El maravilloso partido frente a Croacia y el ingreso de la selección en la final del Mundial promovieron emociones novedosas. La alegría y el entusiasmo, que estaban desde hacía mucho tiempo ausentes. La satisfacción de integrar un torrente multitudinario. Un momento feliz y extraño, para una sociedad fracturada por la penuria económica y la polarización política. Nada del otro mundo: la identificación con la nación, que repone la sensación de pertenencia a un todo.
El deporte le devuelve a la ciudadanía una experiencia que la política no está en condiciones de suministrarle. No solo hubo una alta vibración en los festejos. La cantidad de gente en movimiento fue todavía más llamativa. Es un contraste impresionante entre el sentimiento de comunión aportado por el fútbol y la rutina ya tediosa de una dirigencia empantanada en el conflicto.
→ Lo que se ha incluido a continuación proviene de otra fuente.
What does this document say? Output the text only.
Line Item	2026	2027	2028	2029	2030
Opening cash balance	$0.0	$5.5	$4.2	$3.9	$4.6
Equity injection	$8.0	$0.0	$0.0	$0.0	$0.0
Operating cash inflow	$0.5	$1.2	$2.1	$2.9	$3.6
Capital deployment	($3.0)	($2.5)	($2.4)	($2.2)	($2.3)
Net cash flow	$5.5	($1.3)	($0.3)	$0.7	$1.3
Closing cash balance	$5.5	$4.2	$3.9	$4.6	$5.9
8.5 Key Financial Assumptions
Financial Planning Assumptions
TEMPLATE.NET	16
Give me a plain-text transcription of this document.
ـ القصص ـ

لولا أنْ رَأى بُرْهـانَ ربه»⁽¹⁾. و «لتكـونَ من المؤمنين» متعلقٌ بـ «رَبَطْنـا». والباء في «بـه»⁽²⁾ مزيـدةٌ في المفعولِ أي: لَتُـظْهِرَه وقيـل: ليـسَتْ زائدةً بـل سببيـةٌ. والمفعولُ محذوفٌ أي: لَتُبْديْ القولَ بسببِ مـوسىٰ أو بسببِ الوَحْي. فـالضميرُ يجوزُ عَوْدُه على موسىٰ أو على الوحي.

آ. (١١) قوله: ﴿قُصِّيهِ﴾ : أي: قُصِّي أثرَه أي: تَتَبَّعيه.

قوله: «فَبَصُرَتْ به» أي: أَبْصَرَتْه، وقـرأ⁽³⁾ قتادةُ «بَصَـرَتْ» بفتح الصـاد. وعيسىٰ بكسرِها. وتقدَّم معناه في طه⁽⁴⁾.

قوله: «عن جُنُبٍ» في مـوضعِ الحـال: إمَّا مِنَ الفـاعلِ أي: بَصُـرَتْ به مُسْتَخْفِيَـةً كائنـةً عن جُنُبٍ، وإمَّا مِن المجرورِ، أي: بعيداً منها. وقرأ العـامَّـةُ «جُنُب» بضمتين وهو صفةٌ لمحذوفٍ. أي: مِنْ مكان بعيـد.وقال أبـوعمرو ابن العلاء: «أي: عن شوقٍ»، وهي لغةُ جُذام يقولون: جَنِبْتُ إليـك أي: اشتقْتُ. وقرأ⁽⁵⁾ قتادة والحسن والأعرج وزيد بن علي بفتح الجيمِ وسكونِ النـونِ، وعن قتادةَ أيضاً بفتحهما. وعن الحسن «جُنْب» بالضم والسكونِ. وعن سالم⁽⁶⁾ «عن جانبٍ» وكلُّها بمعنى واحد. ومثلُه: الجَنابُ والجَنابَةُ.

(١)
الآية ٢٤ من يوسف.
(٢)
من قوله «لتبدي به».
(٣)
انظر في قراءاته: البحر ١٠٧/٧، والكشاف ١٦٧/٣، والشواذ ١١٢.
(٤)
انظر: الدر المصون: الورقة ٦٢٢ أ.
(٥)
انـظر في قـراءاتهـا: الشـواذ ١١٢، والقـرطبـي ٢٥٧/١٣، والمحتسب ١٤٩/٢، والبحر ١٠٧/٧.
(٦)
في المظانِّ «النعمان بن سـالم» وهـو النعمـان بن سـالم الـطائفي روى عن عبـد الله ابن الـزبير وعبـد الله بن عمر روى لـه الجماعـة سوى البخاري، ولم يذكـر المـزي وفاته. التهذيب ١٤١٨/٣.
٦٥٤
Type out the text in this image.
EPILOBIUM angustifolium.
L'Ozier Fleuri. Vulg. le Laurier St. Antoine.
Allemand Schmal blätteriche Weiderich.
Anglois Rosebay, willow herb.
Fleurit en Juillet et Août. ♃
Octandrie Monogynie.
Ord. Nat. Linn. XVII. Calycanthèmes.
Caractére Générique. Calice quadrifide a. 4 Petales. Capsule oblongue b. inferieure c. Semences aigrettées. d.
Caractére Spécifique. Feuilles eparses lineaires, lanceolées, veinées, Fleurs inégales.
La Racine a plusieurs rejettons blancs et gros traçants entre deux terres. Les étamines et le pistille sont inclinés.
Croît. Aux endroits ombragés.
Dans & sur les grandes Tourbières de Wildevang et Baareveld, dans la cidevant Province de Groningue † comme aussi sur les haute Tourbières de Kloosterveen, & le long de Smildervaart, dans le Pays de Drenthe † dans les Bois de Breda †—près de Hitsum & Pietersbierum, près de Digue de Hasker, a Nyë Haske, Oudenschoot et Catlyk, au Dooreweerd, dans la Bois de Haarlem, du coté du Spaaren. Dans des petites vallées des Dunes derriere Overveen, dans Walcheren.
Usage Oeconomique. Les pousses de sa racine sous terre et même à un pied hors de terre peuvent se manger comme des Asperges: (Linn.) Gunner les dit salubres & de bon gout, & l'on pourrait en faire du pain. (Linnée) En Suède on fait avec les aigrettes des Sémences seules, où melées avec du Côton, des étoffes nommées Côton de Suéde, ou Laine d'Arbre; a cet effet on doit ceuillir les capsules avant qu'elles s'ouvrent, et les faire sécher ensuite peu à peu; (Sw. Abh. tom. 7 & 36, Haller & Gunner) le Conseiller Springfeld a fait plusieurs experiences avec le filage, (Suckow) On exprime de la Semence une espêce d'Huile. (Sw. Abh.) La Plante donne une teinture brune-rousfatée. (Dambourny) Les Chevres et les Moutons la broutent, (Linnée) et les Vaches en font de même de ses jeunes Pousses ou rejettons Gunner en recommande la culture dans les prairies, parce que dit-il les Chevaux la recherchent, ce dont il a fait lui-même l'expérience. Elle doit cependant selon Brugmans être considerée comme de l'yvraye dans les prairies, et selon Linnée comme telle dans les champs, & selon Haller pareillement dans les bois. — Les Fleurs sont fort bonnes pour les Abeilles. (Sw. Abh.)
Es obvio que la muchedumbre festejaba un resultado, encendida por la expectativa del próximo domingo. Sin embargo, acaso sin saberlo, también celebraba una cultura. Un método. El éxito del equipo es el resultado de la coordinación. De la dirección sobria pero laboriosa de Scaloni. De la personalidad de Messi, una estrella indiscutida que ahora hizo aflorar otra condición: la de líder de un equipo. Pero es también el resultado de un ejercicio mucho menos evidente: un esfuerzo de planificación del que ofreció una minuciosa explicación ayer Juan Pablo Varsky en este diario.